Nope. Duncan's got two sons, a would be rocker named Malcolm (Tom Guiry) and the closeted Donald (Geoff Dunsworth) -- this film is anything but politically correct and that goes double for the mouth on Maura Tierney. If four letter words offend, stay thee away from the theater. Duncan wants his eldest to manage and inherit the joint. Mac is named "assistant," which pisses off Lady Mac. Plan B is hatched: Kill Duncan, making it look like a robbery, and buy the store from the kidlets who could care less. Renamed McBeth's a featuring the first drive thru window ever seen in the town, the place is a runaway success.
All this scheming is set to a soundtrack consisting of almost every hit Bad Company and the Marshall Tucker Band ever had. Totally whack and totally funny, with Duncan murdered in such a twisted and unintentional way that we'll never look at fast food the same way again.
What we've described is nothing compared to what happens when police detective Ernie McDuff (Christopher Walken) is imported to aid the local police force. Considering that the principal member of said force (John Cariani) is an idiot, it doesn't take much to help out. Walken's dry, stone faced humor is so appropriate for a cop that his performance alone justifies paying the ticket price.

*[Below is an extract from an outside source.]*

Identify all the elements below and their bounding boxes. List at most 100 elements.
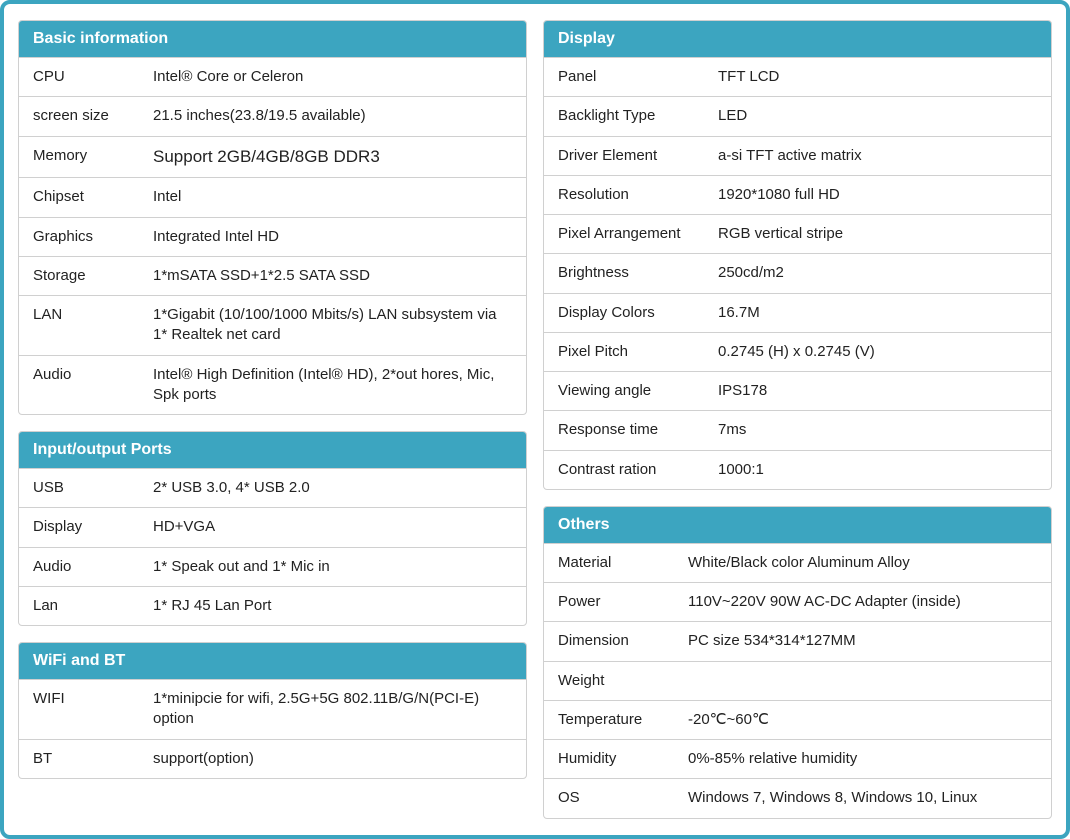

The only problem is that, as with all of the Bard's classics, things get real bloody at the end. How this comedy shifts to a story rife with rampant insanity and paranoia is the sole bump in the road. If you are familiar with the original you'll be able to follow most of it. If you're not -- it has always been the position of this site that you shouldn't have to know the Source Material -- things get rocky. Thankfully the truly gory stuff is kept off screen or is suggested and not shown.
Truth is, we didn't expect a lot out of this film but we were very surprised at how much we liked it. Despite the low budget look, Scotland PA is a lot more fun than the average indieflick and much cleverer than some high budgeted major-studio trash we can think of.
On average, a first run movie ticket will run you Nine Bucks. Were Cranky able to set his own price to Scotland, PA, he would have paid . . .
If you're of the opinion that your own sense of humor is definitely off-kilter, hunt this one down on the indie circuit.